The Maverick’s New Take on a Classic Book Brings Timely Intensity to the Battle of Gettysburg

Though the American West played an enormous role in shaping the forces that would lead to the Civil War (as in, would that vast expanse of land between California and the Mississippi River be slave or free?), there are no battlefields, monuments or overt reverberations of that around these parts. Instead, one must go east, as Brian Newell did last summer, when he visited Gettysburg National Military Park in Pennsylvania.

Though it was the third time the Maverick Theater founder had visited Gettysburg, it was his first as an adult with a family of his own. And rather than just a simple drive-by or visiting the museum, he was determined to make a day of it by taking the guided ranger’s tour and immersing himself in the site.

Little did he know it would lead him to adapting one of the finest books ever written about Gettysburg and the War Between the States: Michael Shaara’s 1975 Pulitzer Prize-winning The Killer Angels.

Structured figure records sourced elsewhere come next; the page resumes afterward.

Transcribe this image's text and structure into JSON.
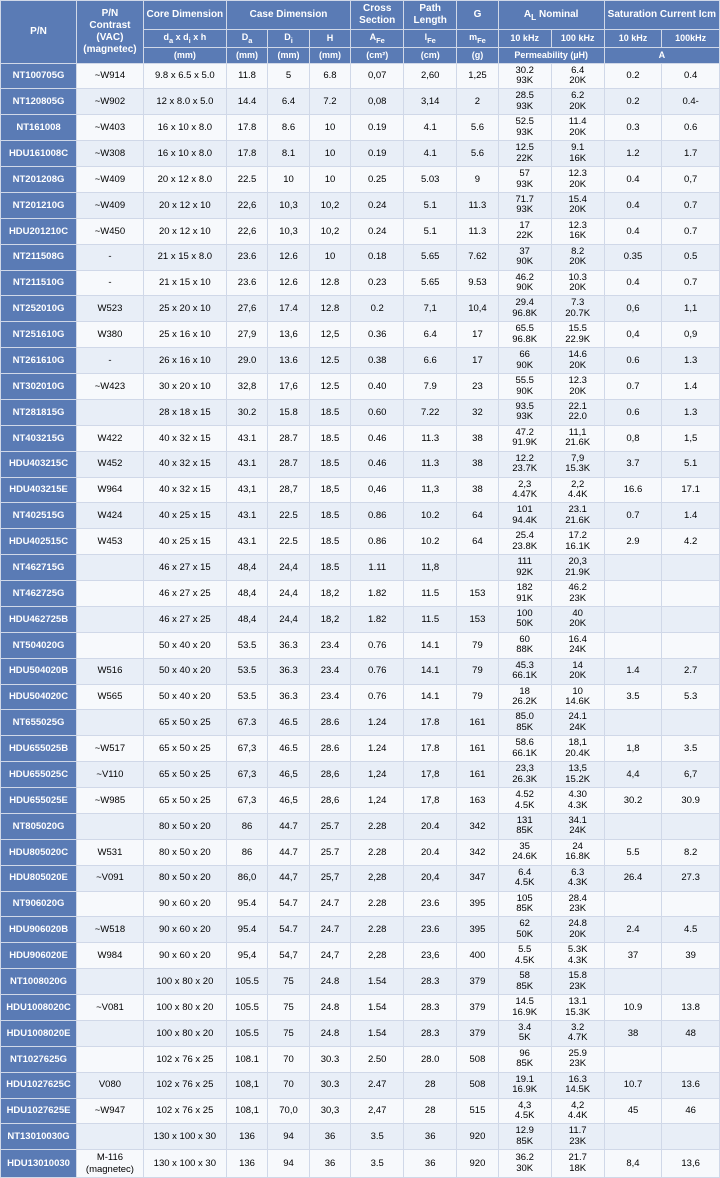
{
  "header": {
    "row1": [
      "P/N",
      "P/N Contrast (VAC) (magnetec)",
      "Core Dimension",
      "Case Dimension",
      "Cross Section",
      "Path Length",
      "G",
      "A<sub>L</sub> Nominal",
      "Saturation Current Icm"
    ],
    "row2": [
      "d<sub>a</sub> x d<sub>i</sub> x h",
      "D<sub>a</sub>",
      "D<sub>i</sub>",
      "H",
      "A<sub>Fe</sub>",
      "l<sub>Fe</sub>",
      "m<sub>Fe</sub>",
      "10 kHz",
      "100 kHz",
      "10 kHz",
      "100kHz"
    ],
    "row3": [
      "(mm)",
      "(mm)",
      "(mm)",
      "(mm)",
      "(cm²)",
      "(cm)",
      "(g)",
      "Permeability (µH)",
      "A"
    ]
  },
  "rows": [
    {
      "pn": "NT100705G",
      "vac": "~W914",
      "core": "9.8 x 6.5 x 5.0",
      "da": "11.8",
      "di": "5",
      "h": "6.8",
      "afe": "0,07",
      "lfe": "2,60",
      "g": "1,25",
      "al10": [
        "30.2",
        "93K"
      ],
      "al100": [
        "6.4",
        "20K"
      ],
      "s10": "0.2",
      "s100": "0.4"
    },
    {
      "pn": "NT120805G",
      "vac": "~W902",
      "core": "12 x 8.0 x 5.0",
      "da": "14.4",
      "di": "6.4",
      "h": "7.2",
      "afe": "0,08",
      "lfe": "3,14",
      "g": "2",
      "al10": [
        "28.5",
        "93K"
      ],
      "al100": [
        "6.2",
        "20K"
      ],
      "s10": "0.2",
      "s100": "0.4-"
    },
    {
      "pn": "NT161008",
      "vac": "~W403",
      "core": "16 x 10 x 8.0",
      "da": "17.8",
      "di": "8.6",
      "h": "10",
      "afe": "0.19",
      "lfe": "4.1",
      "g": "5.6",
      "al10": [
        "52.5",
        "93K"
      ],
      "al100": [
        "11.4",
        "20K"
      ],
      "s10": "0.3",
      "s100": "0.6"
    },
    {
      "pn": "HDU161008C",
      "vac": "~W308",
      "core": "16 x 10 x 8.0",
      "da": "17.8",
      "di": "8.1",
      "h": "10",
      "afe": "0.19",
      "lfe": "4.1",
      "g": "5.6",
      "al10": [
        "12.5",
        "22K"
      ],
      "al100": [
        "9.1",
        "16K"
      ],
      "s10": "1.2",
      "s100": "1.7"
    },
    {
      "pn": "NT201208G",
      "vac": "~W409",
      "core": "20 x 12 x 8.0",
      "da": "22.5",
      "di": "10",
      "h": "10",
      "afe": "0.25",
      "lfe": "5.03",
      "g": "9",
      "al10": [
        "57",
        "93K"
      ],
      "al100": [
        "12.3",
        "20K"
      ],
      "s10": "0.4",
      "s100": "0,7"
    },
    {
      "pn": "NT201210G",
      "vac": "~W409",
      "core": "20 x 12 x 10",
      "da": "22,6",
      "di": "10,3",
      "h": "10,2",
      "afe": "0.24",
      "lfe": "5.1",
      "g": "11.3",
      "al10": [
        "71.7",
        "93K"
      ],
      "al100": [
        "15.4",
        "20K"
      ],
      "s10": "0.4",
      "s100": "0.7"
    },
    {
      "pn": "HDU201210C",
      "vac": "~W450",
      "core": "20 x 12 x 10",
      "da": "22,6",
      "di": "10,3",
      "h": "10,2",
      "afe": "0.24",
      "lfe": "5.1",
      "g": "11.3",
      "al10": [
        "17",
        "22K"
      ],
      "al100": [
        "12.3",
        "16K"
      ],
      "s10": "0.4",
      "s100": "0.7"
    },
    {
      "pn": "NT211508G",
      "vac": "-",
      "core": "21 x 15 x 8.0",
      "da": "23.6",
      "di": "12.6",
      "h": "10",
      "afe": "0.18",
      "lfe": "5.65",
      "g": "7.62",
      "al10": [
        "37",
        "90K"
      ],
      "al100": [
        "8.2",
        "20K"
      ],
      "s10": "0.35",
      "s100": "0.5"
    },
    {
      "pn": "NT211510G",
      "vac": "-",
      "core": "21 x 15 x 10",
      "da": "23.6",
      "di": "12.6",
      "h": "12.8",
      "afe": "0.23",
      "lfe": "5.65",
      "g": "9.53",
      "al10": [
        "46.2",
        "90K"
      ],
      "al100": [
        "10.3",
        "20K"
      ],
      "s10": "0.4",
      "s100": "0.7"
    },
    {
      "pn": "NT252010G",
      "vac": "W523",
      "core": "25 x 20 x 10",
      "da": "27,6",
      "di": "17.4",
      "h": "12.8",
      "afe": "0.2",
      "lfe": "7,1",
      "g": "10,4",
      "al10": [
        "29.4",
        "96.8K"
      ],
      "al100": [
        "7.3",
        "20.7K"
      ],
      "s10": "0,6",
      "s100": "1,1"
    },
    {
      "pn": "NT251610G",
      "vac": "W380",
      "core": "25 x 16 x 10",
      "da": "27,9",
      "di": "13,6",
      "h": "12,5",
      "afe": "0.36",
      "lfe": "6.4",
      "g": "17",
      "al10": [
        "65.5",
        "96.8K"
      ],
      "al100": [
        "15.5",
        "22.9K"
      ],
      "s10": "0,4",
      "s100": "0,9"
    },
    {
      "pn": "NT261610G",
      "vac": "-",
      "core": "26 x 16 x 10",
      "da": "29.0",
      "di": "13.6",
      "h": "12.5",
      "afe": "0.38",
      "lfe": "6.6",
      "g": "17",
      "al10": [
        "66",
        "90K"
      ],
      "al100": [
        "14.6",
        "20K"
      ],
      "s10": "0.6",
      "s100": "1.3"
    },
    {
      "pn": "NT302010G",
      "vac": "~W423",
      "core": "30 x 20 x 10",
      "da": "32,8",
      "di": "17,6",
      "h": "12.5",
      "afe": "0.40",
      "lfe": "7.9",
      "g": "23",
      "al10": [
        "55.5",
        "90K"
      ],
      "al100": [
        "12.3",
        "20K"
      ],
      "s10": "0.7",
      "s100": "1.4"
    },
    {
      "pn": "NT281815G",
      "vac": "",
      "core": "28 x 18 x 15",
      "da": "30.2",
      "di": "15.8",
      "h": "18.5",
      "afe": "0.60",
      "lfe": "7.22",
      "g": "32",
      "al10": [
        "93.5",
        "93K"
      ],
      "al100": [
        "22.1",
        "22.0"
      ],
      "s10": "0.6",
      "s100": "1.3"
    },
    {
      "pn": "NT403215G",
      "vac": "W422",
      "core": "40 x 32 x 15",
      "da": "43.1",
      "di": "28.7",
      "h": "18.5",
      "afe": "0.46",
      "lfe": "11.3",
      "g": "38",
      "al10": [
        "47.2",
        "91.9K"
      ],
      "al100": [
        "11,1",
        "21.6K"
      ],
      "s10": "0,8",
      "s100": "1,5"
    },
    {
      "pn": "HDU403215C",
      "vac": "W452",
      "core": "40 x 32 x 15",
      "da": "43.1",
      "di": "28.7",
      "h": "18.5",
      "afe": "0.46",
      "lfe": "11.3",
      "g": "38",
      "al10": [
        "12.2",
        "23.7K"
      ],
      "al100": [
        "7,9",
        "15.3K"
      ],
      "s10": "3.7",
      "s100": "5.1"
    },
    {
      "pn": "HDU403215E",
      "vac": "W964",
      "core": "40 x 32 x 15",
      "da": "43,1",
      "di": "28,7",
      "h": "18,5",
      "afe": "0,46",
      "lfe": "11,3",
      "g": "38",
      "al10": [
        "2,3",
        "4.47K"
      ],
      "al100": [
        "2,2",
        "4.4K"
      ],
      "s10": "16.6",
      "s100": "17.1"
    },
    {
      "pn": "NT402515G",
      "vac": "W424",
      "core": "40 x 25 x 15",
      "da": "43.1",
      "di": "22.5",
      "h": "18.5",
      "afe": "0.86",
      "lfe": "10.2",
      "g": "64",
      "al10": [
        "101",
        "94.4K"
      ],
      "al100": [
        "23.1",
        "21.6K"
      ],
      "s10": "0.7",
      "s100": "1.4"
    },
    {
      "pn": "HDU402515C",
      "vac": "W453",
      "core": "40 x 25 x 15",
      "da": "43.1",
      "di": "22.5",
      "h": "18.5",
      "afe": "0.86",
      "lfe": "10.2",
      "g": "64",
      "al10": [
        "25.4",
        "23.8K"
      ],
      "al100": [
        "17.2",
        "16.1K"
      ],
      "s10": "2.9",
      "s100": "4.2"
    },
    {
      "pn": "NT462715G",
      "vac": "",
      "core": "46 x 27 x 15",
      "da": "48,4",
      "di": "24,4",
      "h": "18.5",
      "afe": "1.11",
      "lfe": "11,8",
      "g": "",
      "al10": [
        "111",
        "92K"
      ],
      "al100": [
        "20,3",
        "21.9K"
      ],
      "s10": "",
      "s100": ""
    },
    {
      "pn": "NT462725G",
      "vac": "",
      "core": "46 x 27 x 25",
      "da": "48,4",
      "di": "24,4",
      "h": "18,2",
      "afe": "1.82",
      "lfe": "11.5",
      "g": "153",
      "al10": [
        "182",
        "91K"
      ],
      "al100": [
        "46.2",
        "23K"
      ],
      "s10": "",
      "s100": ""
    },
    {
      "pn": "HDU462725B",
      "vac": "",
      "core": "46 x 27 x 25",
      "da": "48,4",
      "di": "24,4",
      "h": "18,2",
      "afe": "1.82",
      "lfe": "11.5",
      "g": "153",
      "al10": [
        "100",
        "50K"
      ],
      "al100": [
        "40",
        "20K"
      ],
      "s10": "",
      "s100": ""
    },
    {
      "pn": "NT504020G",
      "vac": "",
      "core": "50 x 40 x 20",
      "da": "53.5",
      "di": "36.3",
      "h": "23.4",
      "afe": "0.76",
      "lfe": "14.1",
      "g": "79",
      "al10": [
        "60",
        "88K"
      ],
      "al100": [
        "16.4",
        "24K"
      ],
      "s10": "",
      "s100": ""
    },
    {
      "pn": "HDU504020B",
      "vac": "W516",
      "core": "50 x 40 x 20",
      "da": "53.5",
      "di": "36.3",
      "h": "23.4",
      "afe": "0.76",
      "lfe": "14.1",
      "g": "79",
      "al10": [
        "45.3",
        "66.1K"
      ],
      "al100": [
        "14",
        "20K"
      ],
      "s10": "1.4",
      "s100": "2.7"
    },
    {
      "pn": "HDU504020C",
      "vac": "W565",
      "core": "50 x 40 x 20",
      "da": "53.5",
      "di": "36.3",
      "h": "23.4",
      "afe": "0.76",
      "lfe": "14.1",
      "g": "79",
      "al10": [
        "18",
        "26.2K"
      ],
      "al100": [
        "10",
        "14.6K"
      ],
      "s10": "3.5",
      "s100": "5.3"
    },
    {
      "pn": "NT655025G",
      "vac": "",
      "core": "65 x 50 x 25",
      "da": "67.3",
      "di": "46.5",
      "h": "28.6",
      "afe": "1.24",
      "lfe": "17.8",
      "g": "161",
      "al10": [
        "85.0",
        "85K"
      ],
      "al100": [
        "24.1",
        "24K"
      ],
      "s10": "",
      "s100": ""
    },
    {
      "pn": "HDU655025B",
      "vac": "~W517",
      "core": "65 x 50 x 25",
      "da": "67,3",
      "di": "46.5",
      "h": "28.6",
      "afe": "1.24",
      "lfe": "17.8",
      "g": "161",
      "al10": [
        "58.6",
        "66.1K"
      ],
      "al100": [
        "18,1",
        "20.4K"
      ],
      "s10": "1,8",
      "s100": "3.5"
    },
    {
      "pn": "HDU655025C",
      "vac": "~V110",
      "core": "65 x 50 x 25",
      "da": "67,3",
      "di": "46,5",
      "h": "28,6",
      "afe": "1,24",
      "lfe": "17,8",
      "g": "161",
      "al10": [
        "23,3",
        "26.3K"
      ],
      "al100": [
        "13,5",
        "15.2K"
      ],
      "s10": "4,4",
      "s100": "6,7"
    },
    {
      "pn": "HDU655025E",
      "vac": "~W985",
      "core": "65 x 50 x 25",
      "da": "67,3",
      "di": "46,5",
      "h": "28,6",
      "afe": "1,24",
      "lfe": "17,8",
      "g": "163",
      "al10": [
        "4.52",
        "4.5K"
      ],
      "al100": [
        "4.30",
        "4.3K"
      ],
      "s10": "30.2",
      "s100": "30.9"
    },
    {
      "pn": "NT805020G",
      "vac": "",
      "core": "80 x 50 x 20",
      "da": "86",
      "di": "44.7",
      "h": "25.7",
      "afe": "2.28",
      "lfe": "20.4",
      "g": "342",
      "al10": [
        "131",
        "85K"
      ],
      "al100": [
        "34.1",
        "24K"
      ],
      "s10": "",
      "s100": ""
    },
    {
      "pn": "HDU805020C",
      "vac": "W531",
      "core": "80 x 50 x 20",
      "da": "86",
      "di": "44.7",
      "h": "25.7",
      "afe": "2.28",
      "lfe": "20.4",
      "g": "342",
      "al10": [
        "35",
        "24.6K"
      ],
      "al100": [
        "24",
        "16.8K"
      ],
      "s10": "5.5",
      "s100": "8.2"
    },
    {
      "pn": "HDU805020E",
      "vac": "~V091",
      "core": "80 x 50 x 20",
      "da": "86,0",
      "di": "44,7",
      "h": "25,7",
      "afe": "2,28",
      "lfe": "20,4",
      "g": "347",
      "al10": [
        "6.4",
        "4.5K"
      ],
      "al100": [
        "6.3",
        "4.3K"
      ],
      "s10": "26.4",
      "s100": "27.3"
    },
    {
      "pn": "NT906020G",
      "vac": "",
      "core": "90 x 60 x 20",
      "da": "95.4",
      "di": "54.7",
      "h": "24.7",
      "afe": "2.28",
      "lfe": "23.6",
      "g": "395",
      "al10": [
        "105",
        "85K"
      ],
      "al100": [
        "28.4",
        "23K"
      ],
      "s10": "",
      "s100": ""
    },
    {
      "pn": "HDU906020B",
      "vac": "~W518",
      "core": "90 x 60 x 20",
      "da": "95.4",
      "di": "54.7",
      "h": "24.7",
      "afe": "2.28",
      "lfe": "23.6",
      "g": "395",
      "al10": [
        "62",
        "50K"
      ],
      "al100": [
        "24.8",
        "20K"
      ],
      "s10": "2.4",
      "s100": "4.5"
    },
    {
      "pn": "HDU906020E",
      "vac": "W984",
      "core": "90 x 60 x 20",
      "da": "95,4",
      "di": "54,7",
      "h": "24,7",
      "afe": "2,28",
      "lfe": "23,6",
      "g": "400",
      "al10": [
        "5.5",
        "4.5K"
      ],
      "al100": [
        "5.3K",
        "4.3K"
      ],
      "s10": "37",
      "s100": "39"
    },
    {
      "pn": "NT1008020G",
      "vac": "",
      "core": "100 x 80 x 20",
      "da": "105.5",
      "di": "75",
      "h": "24.8",
      "afe": "1.54",
      "lfe": "28.3",
      "g": "379",
      "al10": [
        "58",
        "85K"
      ],
      "al100": [
        "15.8",
        "23K"
      ],
      "s10": "",
      "s100": ""
    },
    {
      "pn": "HDU1008020C",
      "vac": "~V081",
      "core": "100 x 80 x 20",
      "da": "105.5",
      "di": "75",
      "h": "24.8",
      "afe": "1.54",
      "lfe": "28.3",
      "g": "379",
      "al10": [
        "14.5",
        "16.9K"
      ],
      "al100": [
        "13.1",
        "15.3K"
      ],
      "s10": "10.9",
      "s100": "13.8"
    },
    {
      "pn": "HDU1008020E",
      "vac": "",
      "core": "100 x 80 x 20",
      "da": "105.5",
      "di": "75",
      "h": "24.8",
      "afe": "1.54",
      "lfe": "28.3",
      "g": "379",
      "al10": [
        "3.4",
        "5K"
      ],
      "al100": [
        "3.2",
        "4.7K"
      ],
      "s10": "38",
      "s100": "48"
    },
    {
      "pn": "NT1027625G",
      "vac": "",
      "core": "102 x 76 x 25",
      "da": "108.1",
      "di": "70",
      "h": "30.3",
      "afe": "2.50",
      "lfe": "28.0",
      "g": "508",
      "al10": [
        "96",
        "85K"
      ],
      "al100": [
        "25.9",
        "23K"
      ],
      "s10": "",
      "s100": ""
    },
    {
      "pn": "HDU1027625C",
      "vac": "V080",
      "core": "102 x 76 x 25",
      "da": "108,1",
      "di": "70",
      "h": "30.3",
      "afe": "2.47",
      "lfe": "28",
      "g": "508",
      "al10": [
        "19.1",
        "16.9K"
      ],
      "al100": [
        "16.3",
        "14.5K"
      ],
      "s10": "10.7",
      "s100": "13.6"
    },
    {
      "pn": "HDU1027625E",
      "vac": "~W947",
      "core": "102 x 76 x 25",
      "da": "108,1",
      "di": "70,0",
      "h": "30,3",
      "afe": "2,47",
      "lfe": "28",
      "g": "515",
      "al10": [
        "4,3",
        "4.5K"
      ],
      "al100": [
        "4,2",
        "4.4K"
      ],
      "s10": "45",
      "s100": "46"
    },
    {
      "pn": "NT13010030G",
      "vac": "",
      "core": "130 x 100 x 30",
      "da": "136",
      "di": "94",
      "h": "36",
      "afe": "3.5",
      "lfe": "36",
      "g": "920",
      "al10": [
        "12.9",
        "85K"
      ],
      "al100": [
        "11.7",
        "23K"
      ],
      "s10": "",
      "s100": ""
    },
    {
      "pn": "HDU13010030",
      "vac": "M-116 (magnetec)",
      "core": "130 x 100 x 30",
      "da": "136",
      "di": "94",
      "h": "36",
      "afe": "3.5",
      "lfe": "36",
      "g": "920",
      "al10": [
        "36.2",
        "30K"
      ],
      "al100": [
        "21.7",
        "18K"
      ],
      "s10": "8,4",
      "s100": "13,6"
    }
  ]
}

“We were on a tour of Little Round Top, and the ranger was talking about some college professor who defended the end of the Union line and [ultimately decided] to do a bayonet charge down the mountain,” says Newell. “I was like, ‘What the hell are you talking about?’ I had heard nothing about that.”

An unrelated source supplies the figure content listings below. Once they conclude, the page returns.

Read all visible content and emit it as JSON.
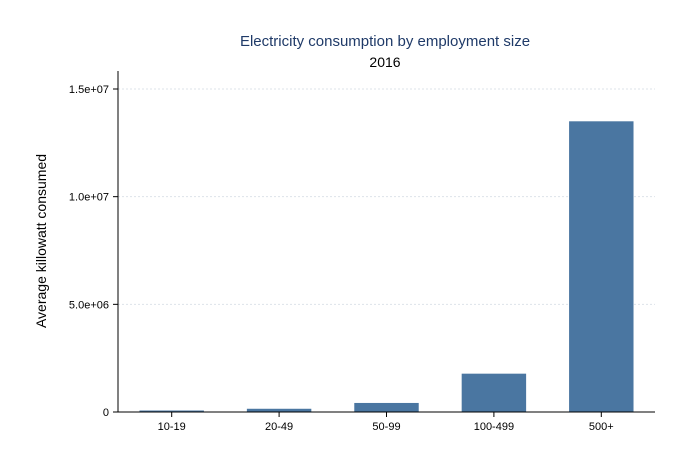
{
  "chart_data": {
    "type": "bar",
    "title": "Electricity consumption by employment size",
    "subtitle": "2016",
    "xlabel": "",
    "ylabel": "Average killowatt consumed",
    "categories": [
      "10-19",
      "20-49",
      "50-99",
      "100-499",
      "500+"
    ],
    "values": [
      40000,
      150000,
      420000,
      1780000,
      13500000
    ],
    "ylim": [
      0,
      15000000
    ],
    "yticks": [
      {
        "value": 0,
        "label": "0"
      },
      {
        "value": 5000000,
        "label": "5.0e+06"
      },
      {
        "value": 10000000,
        "label": "1.0e+07"
      },
      {
        "value": 15000000,
        "label": "1.5e+07"
      }
    ],
    "grid": true,
    "legend": "none",
    "colors": {
      "bar": "#4a76a1",
      "title": "#1f3a68"
    }
  }
}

Newell, who had developed a keen interest in the Civil War since watching Ken Burns’ landmark documentary (which was, in turn, inspired by Burns’ reading of Shaara’s novel, which was also the basis for the 1993 film Gettysburg), bought the book that day and started reading it, quickly realizing that “the dialogue was so well-done and the characters were so defined that it would be a fantastic play.”

That plunged him down a rabbit hole of researching the novel, battle and personalities involved, as well as contacting Shaara’s son, Jeffrey (the author died in 1988). Newell emailed the younger Shaara his concept and got a call back the next day, asking for more details. Shaara then drew up a contract and let Newell have the rights to adapt it. The contract was similar to one used with a director in Chicago, who had previously adapted the novel. While he offered to let Newell read that script, he declined. “I didn’t want to be influenced in any way,” he says. “I wanted to go on that gut instinct.”

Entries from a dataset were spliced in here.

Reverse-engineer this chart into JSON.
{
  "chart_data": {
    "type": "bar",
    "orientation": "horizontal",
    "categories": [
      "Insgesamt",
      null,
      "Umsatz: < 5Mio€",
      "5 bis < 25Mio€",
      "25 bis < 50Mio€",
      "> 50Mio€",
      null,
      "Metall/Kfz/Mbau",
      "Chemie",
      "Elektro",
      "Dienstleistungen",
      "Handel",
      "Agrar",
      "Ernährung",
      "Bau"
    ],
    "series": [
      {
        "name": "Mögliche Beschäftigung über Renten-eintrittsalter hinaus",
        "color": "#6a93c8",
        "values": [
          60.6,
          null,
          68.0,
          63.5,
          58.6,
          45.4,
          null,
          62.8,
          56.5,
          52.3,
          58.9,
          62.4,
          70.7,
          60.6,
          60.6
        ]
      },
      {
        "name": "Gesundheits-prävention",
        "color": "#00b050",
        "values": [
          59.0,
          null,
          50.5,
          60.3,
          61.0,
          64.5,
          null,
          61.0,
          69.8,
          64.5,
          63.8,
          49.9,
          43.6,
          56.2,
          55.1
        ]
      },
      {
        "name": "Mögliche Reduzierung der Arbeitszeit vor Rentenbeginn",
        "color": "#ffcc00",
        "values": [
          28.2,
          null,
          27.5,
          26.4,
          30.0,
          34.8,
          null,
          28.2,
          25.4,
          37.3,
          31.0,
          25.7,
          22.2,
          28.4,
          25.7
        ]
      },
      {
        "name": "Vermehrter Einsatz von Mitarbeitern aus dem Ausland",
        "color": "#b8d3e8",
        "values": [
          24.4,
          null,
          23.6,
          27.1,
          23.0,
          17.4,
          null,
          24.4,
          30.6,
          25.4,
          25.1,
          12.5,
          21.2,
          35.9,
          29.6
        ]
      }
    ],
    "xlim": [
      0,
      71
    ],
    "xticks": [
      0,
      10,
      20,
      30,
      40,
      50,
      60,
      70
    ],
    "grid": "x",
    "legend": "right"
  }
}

In terms of staging, that gut instinct was to make the stage play as close to a film as possible. Throughout the Maverick’s history, Newell’s primary aesthetic has been what he calls “staged cinema,” either adapting movies to the stage or incorporating cinematic attributes into the staging. “My idea of staging cinema isn’t so much to take a screenplay and stage it,” Newell says. “It’s letting the characters tell the story with things like underscoring, cinematic lighting and cinematic quality of costuming. For instance, the uniforms we are using [purchased from a company that does Civil War re-enactments] are distressed, like something you’d see in a film, as if the characters have just come off the battlefield, and all the stressing work I took from websites on how [films] do it. So the feeling is like we’re on the set of a [motion] picture at times.”

Just as with the novel, Newell’s adaptation is written in a manner similar to Shakespeare’s history plays, in which battle scenes are not documented nearly as much as what characters are saying before and after. While the book and adaptation traverse all three bloody days of Gettysburg, there is only one battle scene included in Newell’s adaptation: Colonel Joshua Chamberlain’s heroic stand and bayonet charge on Little Round Top on the battle’s second day.

Instead of action, the emphasis is on the characters and their words, most of which are deeply rooted in fact. “[Michael Shaara] spent 10 years researching this. He studied their journals, diaries, letters—and you can hear that in his dialogue,” Newell says. “These characters and the details they share are extremely intense and realistic,” and rather than rely on hokey battle scenes and stage combat, Newell said his production is focused on the real people at its center.

Though inspired to stage the novel because of how well he thought it could work onstage, Newell has realized through the process that there are still lessons to learn from a 150-year-old conflict spawned in large part by a fundamental divide between opposing sides.

“Most important, what I want the audience walking away with is how this powerful struggle was an incredible reminder of how frail our system was as a new country—and how it fractured so simply,” Newell says. “And how none of us should take that system for granted.”